Thursday, July 07, 2022

Colwell on Archaic Mark


For a while now I have been casually on the lookout for an article in the Emory University Quarterly, and so far I haven’t had access. I searched this morning and found it online: Ernest Cadman Colwell, “An Ancient Text of the Gospel of Mark,” (Emory University Quarterly 1.2 [1945]: 65–75).

E.C. Colwell
Credit: University of Chicago Photographic
Archive, [
apf1-01777] Hanna Holborn
Gray Special Collections Research Center
University of Chicago Library.

It’s an interesting article—there is definitely a popular-level tone to it, and the way Colwell describes some aspects of textual criticism definitely reflects that. Of course we know now that Archaic Mark (which was once numbered 2427 on the k-Liste) is a forgery, but it had been my understanding that Colwell was always suspicious of it. I had been wanting to find this article to see if he voiced any such suspicions here.
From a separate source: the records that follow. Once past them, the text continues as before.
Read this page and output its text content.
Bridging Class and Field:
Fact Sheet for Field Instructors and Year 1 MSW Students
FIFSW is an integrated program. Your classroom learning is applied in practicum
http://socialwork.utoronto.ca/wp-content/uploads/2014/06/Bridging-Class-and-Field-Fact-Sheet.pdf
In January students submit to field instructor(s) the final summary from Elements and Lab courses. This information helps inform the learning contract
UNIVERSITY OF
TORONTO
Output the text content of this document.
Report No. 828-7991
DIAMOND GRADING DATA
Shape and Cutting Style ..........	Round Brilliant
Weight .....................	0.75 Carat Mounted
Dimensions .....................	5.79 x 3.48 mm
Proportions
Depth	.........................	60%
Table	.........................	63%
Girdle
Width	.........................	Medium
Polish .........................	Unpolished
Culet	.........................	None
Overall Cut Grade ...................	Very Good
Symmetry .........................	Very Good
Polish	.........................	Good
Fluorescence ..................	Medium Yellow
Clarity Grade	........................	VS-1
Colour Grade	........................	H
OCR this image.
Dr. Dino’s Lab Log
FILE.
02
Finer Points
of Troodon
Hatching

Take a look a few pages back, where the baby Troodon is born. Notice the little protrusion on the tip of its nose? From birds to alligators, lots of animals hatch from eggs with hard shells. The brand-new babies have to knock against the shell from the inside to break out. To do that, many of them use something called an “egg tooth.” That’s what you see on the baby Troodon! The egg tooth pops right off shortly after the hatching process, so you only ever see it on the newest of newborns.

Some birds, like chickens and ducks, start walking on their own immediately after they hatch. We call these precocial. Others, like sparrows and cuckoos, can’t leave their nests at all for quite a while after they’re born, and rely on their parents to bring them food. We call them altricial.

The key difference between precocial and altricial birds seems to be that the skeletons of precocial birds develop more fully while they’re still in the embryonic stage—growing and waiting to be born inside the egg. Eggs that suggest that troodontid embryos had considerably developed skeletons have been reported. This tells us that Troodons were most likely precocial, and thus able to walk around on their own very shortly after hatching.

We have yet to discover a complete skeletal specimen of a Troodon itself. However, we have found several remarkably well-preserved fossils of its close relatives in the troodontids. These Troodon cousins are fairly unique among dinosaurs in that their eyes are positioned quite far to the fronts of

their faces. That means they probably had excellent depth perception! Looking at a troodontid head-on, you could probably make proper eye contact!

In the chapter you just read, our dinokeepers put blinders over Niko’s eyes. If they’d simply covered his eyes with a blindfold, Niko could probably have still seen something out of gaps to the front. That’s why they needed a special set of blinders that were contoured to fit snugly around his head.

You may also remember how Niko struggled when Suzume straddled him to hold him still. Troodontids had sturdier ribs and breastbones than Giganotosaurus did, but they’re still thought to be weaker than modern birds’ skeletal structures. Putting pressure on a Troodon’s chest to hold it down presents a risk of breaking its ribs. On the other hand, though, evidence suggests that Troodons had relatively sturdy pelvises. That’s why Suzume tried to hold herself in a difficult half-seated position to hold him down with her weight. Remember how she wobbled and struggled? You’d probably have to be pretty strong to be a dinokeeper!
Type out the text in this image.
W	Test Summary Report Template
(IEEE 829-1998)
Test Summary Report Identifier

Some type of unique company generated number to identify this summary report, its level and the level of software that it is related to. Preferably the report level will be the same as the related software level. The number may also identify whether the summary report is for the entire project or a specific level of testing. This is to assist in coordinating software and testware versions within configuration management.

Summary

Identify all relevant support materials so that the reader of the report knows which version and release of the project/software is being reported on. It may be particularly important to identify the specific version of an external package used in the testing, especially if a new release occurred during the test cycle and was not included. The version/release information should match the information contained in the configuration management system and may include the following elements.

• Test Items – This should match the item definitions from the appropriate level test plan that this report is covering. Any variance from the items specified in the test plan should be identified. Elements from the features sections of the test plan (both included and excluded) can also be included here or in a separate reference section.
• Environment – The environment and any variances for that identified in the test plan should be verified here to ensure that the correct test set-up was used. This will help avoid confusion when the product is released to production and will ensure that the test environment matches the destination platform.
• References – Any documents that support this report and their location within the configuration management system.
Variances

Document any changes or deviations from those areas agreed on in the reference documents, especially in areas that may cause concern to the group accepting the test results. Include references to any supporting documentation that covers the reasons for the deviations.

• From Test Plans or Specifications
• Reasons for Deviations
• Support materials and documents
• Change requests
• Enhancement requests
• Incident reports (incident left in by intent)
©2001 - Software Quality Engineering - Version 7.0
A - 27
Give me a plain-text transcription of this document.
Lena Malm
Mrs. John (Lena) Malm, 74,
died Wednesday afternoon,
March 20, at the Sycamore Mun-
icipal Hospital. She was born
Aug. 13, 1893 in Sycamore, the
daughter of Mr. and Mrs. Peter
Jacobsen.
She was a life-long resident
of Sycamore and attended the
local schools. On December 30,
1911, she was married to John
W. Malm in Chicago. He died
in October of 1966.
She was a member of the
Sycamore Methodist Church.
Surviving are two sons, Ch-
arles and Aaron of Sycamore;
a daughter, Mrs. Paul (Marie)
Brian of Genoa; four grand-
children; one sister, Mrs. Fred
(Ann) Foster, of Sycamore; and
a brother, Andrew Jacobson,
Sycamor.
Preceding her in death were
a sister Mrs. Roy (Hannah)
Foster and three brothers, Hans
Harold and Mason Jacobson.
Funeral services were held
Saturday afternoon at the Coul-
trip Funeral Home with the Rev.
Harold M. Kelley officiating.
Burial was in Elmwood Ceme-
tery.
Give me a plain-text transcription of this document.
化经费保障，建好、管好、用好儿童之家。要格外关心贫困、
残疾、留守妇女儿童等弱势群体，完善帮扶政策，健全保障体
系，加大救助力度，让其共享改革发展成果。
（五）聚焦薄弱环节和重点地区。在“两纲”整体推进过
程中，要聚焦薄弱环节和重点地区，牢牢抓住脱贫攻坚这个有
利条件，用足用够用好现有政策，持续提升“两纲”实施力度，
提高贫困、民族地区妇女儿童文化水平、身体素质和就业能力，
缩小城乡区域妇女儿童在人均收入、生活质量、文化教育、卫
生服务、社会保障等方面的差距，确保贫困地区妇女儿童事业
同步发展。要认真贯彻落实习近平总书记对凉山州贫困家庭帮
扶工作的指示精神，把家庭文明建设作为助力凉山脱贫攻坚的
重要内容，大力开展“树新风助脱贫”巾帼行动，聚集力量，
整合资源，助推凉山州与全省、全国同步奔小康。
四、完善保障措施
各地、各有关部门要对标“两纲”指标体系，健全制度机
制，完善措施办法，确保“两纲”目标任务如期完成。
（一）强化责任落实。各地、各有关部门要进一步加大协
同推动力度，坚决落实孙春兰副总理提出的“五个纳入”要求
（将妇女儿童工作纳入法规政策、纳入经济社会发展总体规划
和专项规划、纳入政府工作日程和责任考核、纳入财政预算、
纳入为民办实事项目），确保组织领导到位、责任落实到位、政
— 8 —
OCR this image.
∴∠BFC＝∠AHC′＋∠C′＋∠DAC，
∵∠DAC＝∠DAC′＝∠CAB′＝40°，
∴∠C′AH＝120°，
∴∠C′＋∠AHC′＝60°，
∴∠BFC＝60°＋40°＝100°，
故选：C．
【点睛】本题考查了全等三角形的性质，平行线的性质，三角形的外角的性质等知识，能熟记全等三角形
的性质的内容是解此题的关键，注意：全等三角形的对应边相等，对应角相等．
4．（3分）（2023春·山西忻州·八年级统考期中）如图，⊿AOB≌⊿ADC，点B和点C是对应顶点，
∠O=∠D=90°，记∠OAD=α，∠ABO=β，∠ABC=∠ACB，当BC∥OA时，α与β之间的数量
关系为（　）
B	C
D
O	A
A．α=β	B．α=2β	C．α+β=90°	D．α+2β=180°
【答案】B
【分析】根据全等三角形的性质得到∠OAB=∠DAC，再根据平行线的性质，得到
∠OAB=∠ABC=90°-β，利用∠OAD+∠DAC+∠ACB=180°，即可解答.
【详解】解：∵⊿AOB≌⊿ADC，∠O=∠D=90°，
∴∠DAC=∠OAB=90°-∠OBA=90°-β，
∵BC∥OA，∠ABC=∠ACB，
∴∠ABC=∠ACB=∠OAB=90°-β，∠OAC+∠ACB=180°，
He does not do so explicitly, but he does talk about several unique aspects of Archaic Mark that are unlike any other manuscripts, and at one point he does make a statement that seems to hint that something was up:
The script of the manuscript is more than unusual; it is unique, The scribe of the Chicago Mark had several habits to which we cannot find parallels anywhere, and others to which no parallel exists in Greek manuscripts. He divides his text into words and even puts periods after abbreviations. These actions seem entirely normal to the twentieth-century American, but were unknown in the Greek manuscript tradition. Out of seventy-seven manuscripts photographed by W. H. P. Hatch on Mount Sinai, only one has word division, and it has other elements which suggest that it may be copied from the Greek text of a bilingual. In the large collection at Jerusalem, two manuscripts have word division, and both were written in the eighteenth century. [p. 68; emphasis mine]

That being said, do enjoy the article if you have a few minutes and haven’t seen it before.